Ammettiamo che i quattro lati risultino avere – entro la precisione con cui siamo in grado di misurarli – la stessa lunghezza. Con ciò la forma del pavimento non è ancora univocamente determinata : un quadrilatero equilatero può essere infatti un quadrato, ma anche un qualsivoglia rombo. Per sciogliere questo ultimo nodo dobbiamo ora misurare uno degli angoli interni; usando noti teoremi di geometria relativi ai quadrilateri il valore degli altri angoli può essere calcolato senza bisogno di ulteriore misure. In particolare, se l’angolo misurato risultasse retto (pari a 90°), anche gli altri tre sarebbero necessariamente retti. È possibile e probabile che la classe ipotizzata – che non ha difficoltà a misurare lunghezze – abbia difficoltà a misurare un angolo. In questo caso, il dubbio può essere sciolto misurando le due diagonali: se risultano essere fra di loro uguali, abbiamo necessariamente a che fare con un quadrato. In questo caso, considerando che una diagonale divide il quadrato in due triangoli rettangoli – di cui la diagonale è l’ipotenusa – la sua lunghezza può essere calcolata usando il teorema di Pitagora, consentendo di verificare che questa previsione risulta rispettata.

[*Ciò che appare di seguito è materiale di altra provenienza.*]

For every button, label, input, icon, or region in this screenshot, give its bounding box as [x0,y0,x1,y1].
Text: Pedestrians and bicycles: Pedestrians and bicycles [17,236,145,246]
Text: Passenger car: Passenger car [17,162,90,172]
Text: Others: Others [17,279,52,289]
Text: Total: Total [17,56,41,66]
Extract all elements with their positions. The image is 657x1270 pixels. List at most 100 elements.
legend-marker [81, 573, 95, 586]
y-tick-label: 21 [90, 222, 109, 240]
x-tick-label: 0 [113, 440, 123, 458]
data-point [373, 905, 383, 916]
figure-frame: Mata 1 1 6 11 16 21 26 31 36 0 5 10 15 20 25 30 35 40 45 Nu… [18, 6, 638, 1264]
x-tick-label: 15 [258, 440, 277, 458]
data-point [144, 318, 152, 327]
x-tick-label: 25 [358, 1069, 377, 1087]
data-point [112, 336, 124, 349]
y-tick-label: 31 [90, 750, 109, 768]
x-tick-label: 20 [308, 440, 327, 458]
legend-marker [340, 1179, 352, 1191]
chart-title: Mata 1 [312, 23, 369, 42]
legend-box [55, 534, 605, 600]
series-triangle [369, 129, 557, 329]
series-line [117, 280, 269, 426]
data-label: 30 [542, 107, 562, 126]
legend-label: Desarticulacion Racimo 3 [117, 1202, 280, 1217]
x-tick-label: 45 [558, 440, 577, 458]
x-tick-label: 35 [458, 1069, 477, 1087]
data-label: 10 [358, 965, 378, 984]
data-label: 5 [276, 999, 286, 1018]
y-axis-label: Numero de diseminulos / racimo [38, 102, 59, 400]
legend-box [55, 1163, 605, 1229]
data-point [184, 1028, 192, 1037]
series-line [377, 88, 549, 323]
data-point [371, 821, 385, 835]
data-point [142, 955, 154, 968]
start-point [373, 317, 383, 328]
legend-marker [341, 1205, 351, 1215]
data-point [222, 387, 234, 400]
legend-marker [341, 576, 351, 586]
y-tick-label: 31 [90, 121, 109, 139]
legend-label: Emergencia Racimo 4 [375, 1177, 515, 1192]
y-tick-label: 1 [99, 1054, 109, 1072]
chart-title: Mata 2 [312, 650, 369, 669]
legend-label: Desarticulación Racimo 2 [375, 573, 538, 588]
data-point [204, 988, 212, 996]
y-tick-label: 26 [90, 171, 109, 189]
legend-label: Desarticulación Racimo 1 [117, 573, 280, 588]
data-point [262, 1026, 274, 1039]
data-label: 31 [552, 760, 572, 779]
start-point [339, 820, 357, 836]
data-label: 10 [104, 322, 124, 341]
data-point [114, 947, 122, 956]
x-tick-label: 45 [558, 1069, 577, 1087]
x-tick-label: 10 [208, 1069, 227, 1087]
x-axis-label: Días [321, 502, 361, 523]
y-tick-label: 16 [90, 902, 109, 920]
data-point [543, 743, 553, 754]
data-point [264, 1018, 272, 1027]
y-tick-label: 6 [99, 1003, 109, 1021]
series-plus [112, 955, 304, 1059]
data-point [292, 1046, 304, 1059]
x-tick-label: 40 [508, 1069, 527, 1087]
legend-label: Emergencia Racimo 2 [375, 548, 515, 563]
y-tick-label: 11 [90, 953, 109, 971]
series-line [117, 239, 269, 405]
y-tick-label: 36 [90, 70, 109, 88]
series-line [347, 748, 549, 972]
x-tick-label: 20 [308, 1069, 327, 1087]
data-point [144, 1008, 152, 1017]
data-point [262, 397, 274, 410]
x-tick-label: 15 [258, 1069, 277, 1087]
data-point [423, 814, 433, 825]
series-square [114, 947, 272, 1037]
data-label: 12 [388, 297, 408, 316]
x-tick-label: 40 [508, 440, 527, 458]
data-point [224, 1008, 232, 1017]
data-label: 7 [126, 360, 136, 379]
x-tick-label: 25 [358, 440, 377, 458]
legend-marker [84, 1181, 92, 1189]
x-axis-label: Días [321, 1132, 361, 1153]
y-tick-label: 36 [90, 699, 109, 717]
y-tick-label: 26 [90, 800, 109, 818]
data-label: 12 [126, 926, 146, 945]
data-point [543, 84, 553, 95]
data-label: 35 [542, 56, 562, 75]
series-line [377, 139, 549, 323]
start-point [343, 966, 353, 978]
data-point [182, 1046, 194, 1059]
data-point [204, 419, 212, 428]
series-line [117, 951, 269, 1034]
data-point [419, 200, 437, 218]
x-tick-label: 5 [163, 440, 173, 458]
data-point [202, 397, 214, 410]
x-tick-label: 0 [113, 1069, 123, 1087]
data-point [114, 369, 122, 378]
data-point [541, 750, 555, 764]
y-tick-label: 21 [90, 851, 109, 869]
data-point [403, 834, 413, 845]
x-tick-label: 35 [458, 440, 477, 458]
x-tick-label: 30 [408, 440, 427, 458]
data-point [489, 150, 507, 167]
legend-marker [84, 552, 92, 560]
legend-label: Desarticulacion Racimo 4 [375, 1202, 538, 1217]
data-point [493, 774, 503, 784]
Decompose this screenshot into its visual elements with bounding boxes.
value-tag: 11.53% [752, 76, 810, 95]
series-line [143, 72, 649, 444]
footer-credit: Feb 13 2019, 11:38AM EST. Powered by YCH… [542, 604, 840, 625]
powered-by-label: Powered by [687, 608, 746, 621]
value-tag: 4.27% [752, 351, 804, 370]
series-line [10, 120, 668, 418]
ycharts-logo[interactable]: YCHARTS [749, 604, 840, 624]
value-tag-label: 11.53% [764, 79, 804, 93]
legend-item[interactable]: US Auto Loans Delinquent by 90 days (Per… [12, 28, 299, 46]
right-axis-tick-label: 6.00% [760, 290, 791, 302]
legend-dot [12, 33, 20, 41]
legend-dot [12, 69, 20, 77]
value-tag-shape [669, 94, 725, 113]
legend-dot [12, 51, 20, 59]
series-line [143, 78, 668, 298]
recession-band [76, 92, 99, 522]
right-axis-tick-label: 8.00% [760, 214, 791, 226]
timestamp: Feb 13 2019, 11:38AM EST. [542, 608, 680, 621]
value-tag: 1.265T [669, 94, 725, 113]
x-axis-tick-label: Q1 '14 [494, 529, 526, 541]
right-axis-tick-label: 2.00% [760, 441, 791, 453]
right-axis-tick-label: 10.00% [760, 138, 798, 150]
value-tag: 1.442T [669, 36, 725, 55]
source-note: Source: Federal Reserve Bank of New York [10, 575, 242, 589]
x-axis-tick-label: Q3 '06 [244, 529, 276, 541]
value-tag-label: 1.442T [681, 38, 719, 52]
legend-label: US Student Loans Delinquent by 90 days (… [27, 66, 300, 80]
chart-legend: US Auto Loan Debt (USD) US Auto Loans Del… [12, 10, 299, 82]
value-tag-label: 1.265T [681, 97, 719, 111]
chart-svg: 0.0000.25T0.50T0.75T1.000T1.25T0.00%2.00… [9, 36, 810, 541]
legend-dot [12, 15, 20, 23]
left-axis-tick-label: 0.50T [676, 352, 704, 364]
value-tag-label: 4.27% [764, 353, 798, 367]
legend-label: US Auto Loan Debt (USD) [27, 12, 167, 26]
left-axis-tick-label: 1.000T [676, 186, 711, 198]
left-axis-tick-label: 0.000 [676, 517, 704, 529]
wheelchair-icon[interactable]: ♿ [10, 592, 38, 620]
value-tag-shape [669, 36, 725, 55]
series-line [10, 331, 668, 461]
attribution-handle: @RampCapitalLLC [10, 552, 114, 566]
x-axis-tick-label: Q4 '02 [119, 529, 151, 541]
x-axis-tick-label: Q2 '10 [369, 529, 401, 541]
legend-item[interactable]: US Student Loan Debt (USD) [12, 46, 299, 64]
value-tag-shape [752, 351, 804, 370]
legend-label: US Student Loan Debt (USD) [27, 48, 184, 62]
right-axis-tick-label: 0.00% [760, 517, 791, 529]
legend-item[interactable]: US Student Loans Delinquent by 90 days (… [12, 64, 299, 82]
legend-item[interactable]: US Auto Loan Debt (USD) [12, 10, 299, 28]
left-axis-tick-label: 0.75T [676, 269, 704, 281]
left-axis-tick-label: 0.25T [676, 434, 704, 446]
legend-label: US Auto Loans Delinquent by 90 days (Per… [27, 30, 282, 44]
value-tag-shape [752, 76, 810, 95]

Come vediamo, il nostro esperimento, ancorché semplicissimo, è stato condotto facendo interagire in stretto rapporto reciproco l’osservazione e il ragionamento.
È nostra esperienza diretta che un giovane allievo, condotto per mano a realizzare insieme alla sua classe un esperimento – pur così semplice come quello qui delineato – ne riceverà una impronta positiva che lo accompagnerà nel corso del suo intero processo formativo.
Tanto maggiore tale impronta, se l’emozione della scoperta sarà fatta vivere dal docente portando l’allievo a immaginare di essere Eratòstene, quando con mezzi e strumenti rudimentali ha dimostrato – quasi duemila anni prima di Colombo, – che la Terra è sferica e ne ha determinato il raggio; o Galileo, quando ha intuito e poi dimostrato che due corpi qualunque per azione della forza peso cadono di conserva; o lo stesso Galileo quando usando il suo piano inclinato e alcuni semplici campanellini ha posto le basi dell’intera dinamica classica; o Archimede quando ha potuto esclamare Eureka!; tanto per citare alcuni fra i mille esperimenti che un docente intelligente può proporre alla sua classe utilizzando un corredo di strumenti che la maggior parte dei bambini dei nostri tempi trova abitualmente nei cassetti di casa sua, e spesso addirittura nelle sue tasche.
Un campionario abbastanza ricco di possibili esperimenti – corredato dalla sceneggiatura per riproporre in aula il loro svolgimento – è reperibile nel catalogo delle attività didattiche di Città della Scienza di Bagnoli.